Despite his wealth of animal knowledge, Zbyšek was a man of few words. Speaking to him later through a translator, I asked him why he loved animals so much. He just smiled and shrugged. “Why not?” Luckily, I quickly discovered the secret to getting information about Zbyšek: ask his fiancée.
Sasa, who is also the sanctuary’s live-in vet, told stories about life with Zbyšek that revealed him as a bona fide Czech Dr Doolittle. “Two days ago, Zbyšek told me, ‘Sasa, can you please help me? There’s a little bird on the ground, he’s out of his nest'”, said Sasa. They went down to the garden, found a baby wagtail, and safely returned it to its home. But, Sasa wanted to know, how could Zbyšek possibly have known that there was a little bird in trouble before he’d even seen it? His response: “The other birds were talking about it.”
Another story: “It was morning.

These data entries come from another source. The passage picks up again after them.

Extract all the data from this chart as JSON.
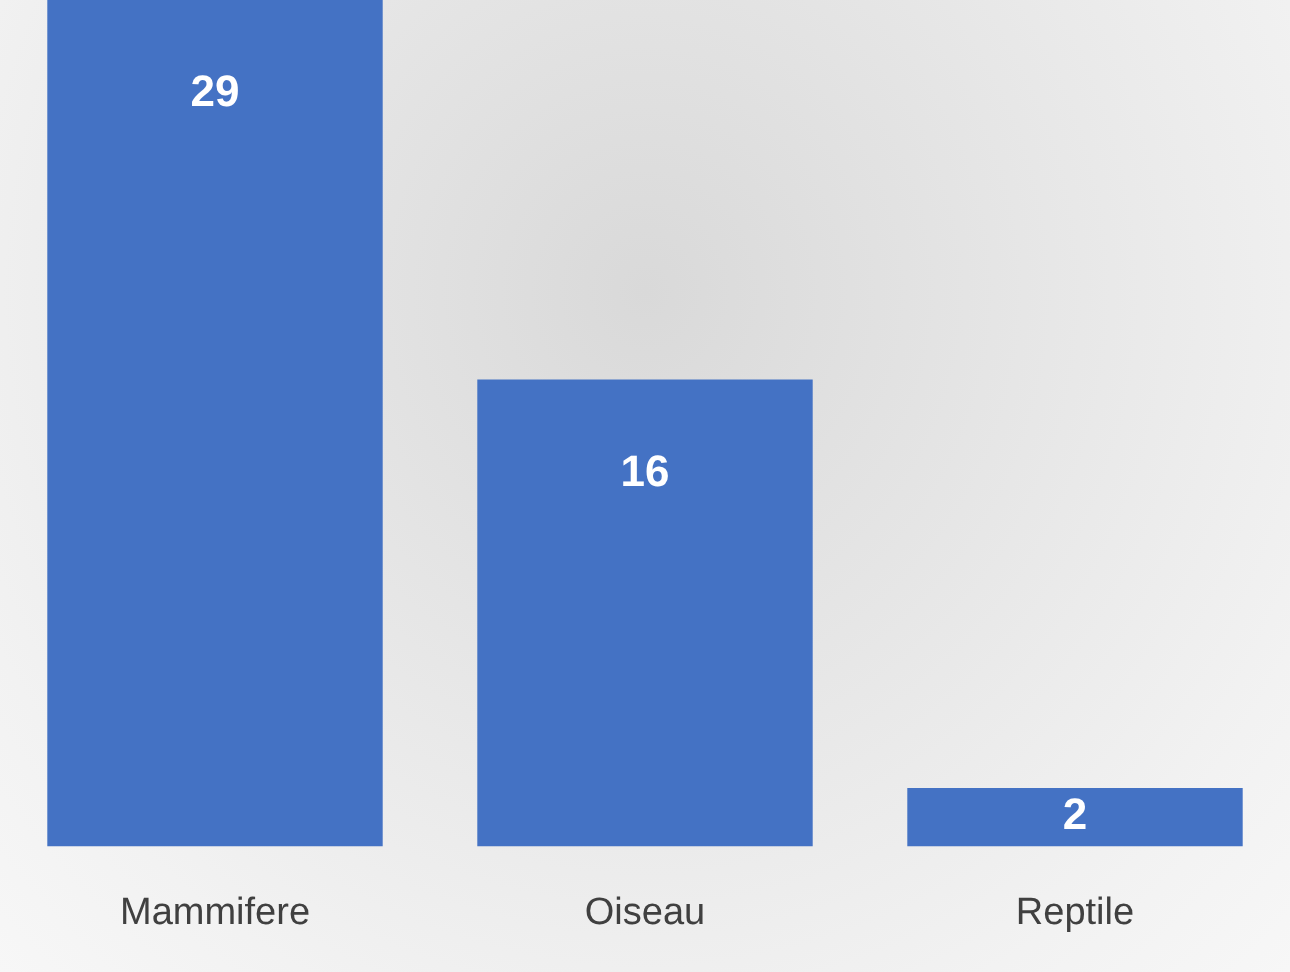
{
  "chart_data": {
    "type": "bar",
    "categories": [
      "Mammifere",
      "Oiseau",
      "Reptile"
    ],
    "values": [
      29,
      16,
      2
    ],
    "color": "#4472c4",
    "data_labels": true,
    "relative": false,
    "grid": false,
    "legend": false
  }
}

I was sleeping in my bed. Zbyšek opened the window and watched our garden. And he started to laugh.” What was so funny, in Zbyšek’s eyes, was that a starling – famous for imitating other birds – had started its song with one species, and ended it with another. “The first part of the song was buzzard and the second part golden oriole,” Sasa explained. It’s something of a niche brand of comedy, reserved for only the sharpest of ornithologists. David Attenborough clearly hasn’t got a patch on Zbyšek, who constantly corrects inaccurate information during nature programmes. And, Sasa tells me, on one of their first dates, he’d insisted they watch a documentary about guinea pigs.
I was grateful to Zbyšek and Sasa for imparting their endless knowledge and stories onto us during our stay. It’s clear that all they do is informed by nothing but the most sincere love of animals and nature, and that being perennially underfunded impedes their ability to do even better work. But they are also hardened to a lot of what they see. Coming away from the sanctuary after only a few weeks, it’s easy to imagine becoming similarly desensitised. My time there was already, in many ways, a reality check that brought with it a lot of tough questions.
When I asked Zbyšek what the best part of his work was, he said it was seeing the animals they had raised leave the sanctuary and thrive in the wild. I think it was my favourite part, too. Sometimes we’d gather in the meadow beside the sanctuary, Zbyšek carrying with him whichever animal whose turn it was to go. I remember cupping a young bird in my palms and feeling its wings flutter against my skin. Presumably, it had no idea what was coming next. Yet as soon as I opened my hands and launched it forward, it was gone, quick as a heartbeat. As people, we may have had the upper hand by knowing how to nurse these animals back to health, even if they themselves were oblivious to what was happening. But it’s also possible that I will never understand how those birds, on that first flight, knew exactly what to do and where to go. If I hadn’t already known it before, my time at Pavlov was a humbling reminder that, when it comes to animals, we certainly don’t have all the answers.